Percebo em mim uma idéia que não é...
Adivinho uma obra que não existe
E nem tem porque existir...
Estou como quem vive em retiro
Entre brumas de montanhas, em exílio
E não se recorda de si e nem dos outros.
 
Mas mesmo nestes ermos do não ser
Vislumbro ao meu redor uma sombra vaga
Um vulto, uma desgarrada alma
A exigir-me o poema que embranquece
No conforto exangue do meu não querer...
 
Andamos assombrados
Pelos que morreram e são tantos...
Conta-se que são quatorze mortos para um só vivo
Melhor não seria se todos
Se considerassem mortos e fizessem as pazes?
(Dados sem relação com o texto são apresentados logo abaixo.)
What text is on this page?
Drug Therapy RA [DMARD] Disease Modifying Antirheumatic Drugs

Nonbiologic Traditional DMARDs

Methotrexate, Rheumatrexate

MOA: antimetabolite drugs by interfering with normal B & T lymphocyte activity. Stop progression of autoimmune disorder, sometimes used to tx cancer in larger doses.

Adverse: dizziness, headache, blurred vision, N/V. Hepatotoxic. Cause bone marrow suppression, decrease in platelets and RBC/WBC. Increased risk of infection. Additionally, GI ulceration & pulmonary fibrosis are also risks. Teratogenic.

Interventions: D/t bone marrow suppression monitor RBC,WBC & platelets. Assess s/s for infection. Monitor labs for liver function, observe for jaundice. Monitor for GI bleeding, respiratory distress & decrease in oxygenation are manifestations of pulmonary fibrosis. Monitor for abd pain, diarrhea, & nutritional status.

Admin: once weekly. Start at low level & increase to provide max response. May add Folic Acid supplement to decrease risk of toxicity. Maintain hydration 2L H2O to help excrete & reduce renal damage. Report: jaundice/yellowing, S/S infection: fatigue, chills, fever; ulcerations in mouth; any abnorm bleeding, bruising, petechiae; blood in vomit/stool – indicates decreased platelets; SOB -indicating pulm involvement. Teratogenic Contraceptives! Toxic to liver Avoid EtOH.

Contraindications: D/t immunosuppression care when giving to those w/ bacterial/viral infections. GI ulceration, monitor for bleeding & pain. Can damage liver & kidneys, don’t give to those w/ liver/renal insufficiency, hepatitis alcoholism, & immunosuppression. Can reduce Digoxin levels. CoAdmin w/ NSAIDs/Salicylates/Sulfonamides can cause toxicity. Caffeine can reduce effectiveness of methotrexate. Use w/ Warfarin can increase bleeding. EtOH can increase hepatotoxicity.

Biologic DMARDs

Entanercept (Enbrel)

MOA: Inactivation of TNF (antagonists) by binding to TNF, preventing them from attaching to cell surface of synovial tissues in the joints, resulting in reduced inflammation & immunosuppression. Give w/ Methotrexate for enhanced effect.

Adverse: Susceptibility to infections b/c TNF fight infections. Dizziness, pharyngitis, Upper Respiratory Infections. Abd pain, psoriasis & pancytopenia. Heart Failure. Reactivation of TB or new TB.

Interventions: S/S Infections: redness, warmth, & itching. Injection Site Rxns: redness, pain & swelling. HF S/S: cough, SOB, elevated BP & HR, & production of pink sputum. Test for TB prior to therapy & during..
                               (ou vivos, enfim, quem sabe?)
 
Este terror surdo da transitoriedade
Este saber-se morto enquanto vivo
Ou vivo enquanto morto
É o que nos angustia e espanta
Posto que envelhecemos e nos calamos
Posto que não seremos sempre criança.
 
E o poema branco em papel virgem
Sem que semeada seja a voz do poeta
É o que mais se parece com a vida
                               (ou a desvida).
 
É a obra feita livre
O sideral silêncio do assombro.
 
O poema branco é obra indivisa
É meu, é teu, é de toda alma que pressente
Que a vida não deixa rastros
E nem se vangloria de ser vida.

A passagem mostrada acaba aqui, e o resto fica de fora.